Though Twitter has controls to prevent employees from making tweets from user accounts, the incident suggests that the employee still had some access to accounts and the ability to make changes without much oversight or the need for approval.
Yvette Connor, chief risk officer at Focal Point Data Risk, which consults with boards and executives on technology security said:
“At a high level, this implies a level of complacency, that organizations generally are perhaps trying to convince themselves they have technology risk managed”.“In Twitter’s case, the reputational risk that they face is that the information that’s under their care, custody and control is not really under their care, custody and control.”
Twitter tweeted:
“We have learned that this was done by a Twitter customer support employee who did this on the employee’s last day,”
After citing inadvertent “human error” in an earlier post.
Twitter said in its posts that it was investigating and taking steps to prevent a recurrence of the incident but didn’t give specifics.
With an accurate system constantly keeping track of activity and controls, “Twitter would have known in 30 seconds -- in 15 seconds -- that the account of the president had been turned off,” Connor said.
When Trump’s account went down, attempts to call up his personal page, @realDonaldTrump, turned up a message saying, "Sorry, that page doesn’t exist!", prompting many Twitter users to send out screenshots. The official twitter account for the U.S. president, @POTUS, wasn’t affected though.
“My Twitter account was taken down for 11 minutes by a rogue employee,” Trump tweeted early Friday. “I guess the word must finally be getting out -- and having an impact.”

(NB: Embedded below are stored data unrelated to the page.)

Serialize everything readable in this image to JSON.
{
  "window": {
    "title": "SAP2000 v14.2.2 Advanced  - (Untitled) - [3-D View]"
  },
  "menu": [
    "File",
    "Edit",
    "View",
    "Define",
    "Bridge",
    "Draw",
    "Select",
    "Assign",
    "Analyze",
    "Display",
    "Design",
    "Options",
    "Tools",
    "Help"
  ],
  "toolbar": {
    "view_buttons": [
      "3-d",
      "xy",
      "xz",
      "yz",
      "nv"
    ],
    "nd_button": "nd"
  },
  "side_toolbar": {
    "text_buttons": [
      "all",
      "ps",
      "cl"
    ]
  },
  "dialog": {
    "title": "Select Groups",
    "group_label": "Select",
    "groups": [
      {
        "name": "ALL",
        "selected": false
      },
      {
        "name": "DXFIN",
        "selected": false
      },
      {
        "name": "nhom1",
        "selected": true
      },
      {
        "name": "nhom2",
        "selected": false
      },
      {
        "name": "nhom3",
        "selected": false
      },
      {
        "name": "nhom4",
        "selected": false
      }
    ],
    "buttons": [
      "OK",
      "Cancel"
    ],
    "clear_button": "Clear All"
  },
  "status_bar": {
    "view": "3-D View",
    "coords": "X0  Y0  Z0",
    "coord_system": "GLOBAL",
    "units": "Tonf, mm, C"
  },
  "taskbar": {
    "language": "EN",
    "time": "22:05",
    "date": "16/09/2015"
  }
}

The incident caused a tweetstorm online.
While Trump supporters used the opportunity to highlight security issues, many Twitter users praised the employee’s last act, some calling the person a hero or a national treasure, others inviting the person over for Thanksgiving dinner.
U.S. Representative Ted Lieu, a Democratic from California, tweeted an offer to buy the employee a Pizza Hut pizza for making “America feel better for 11 minutes.”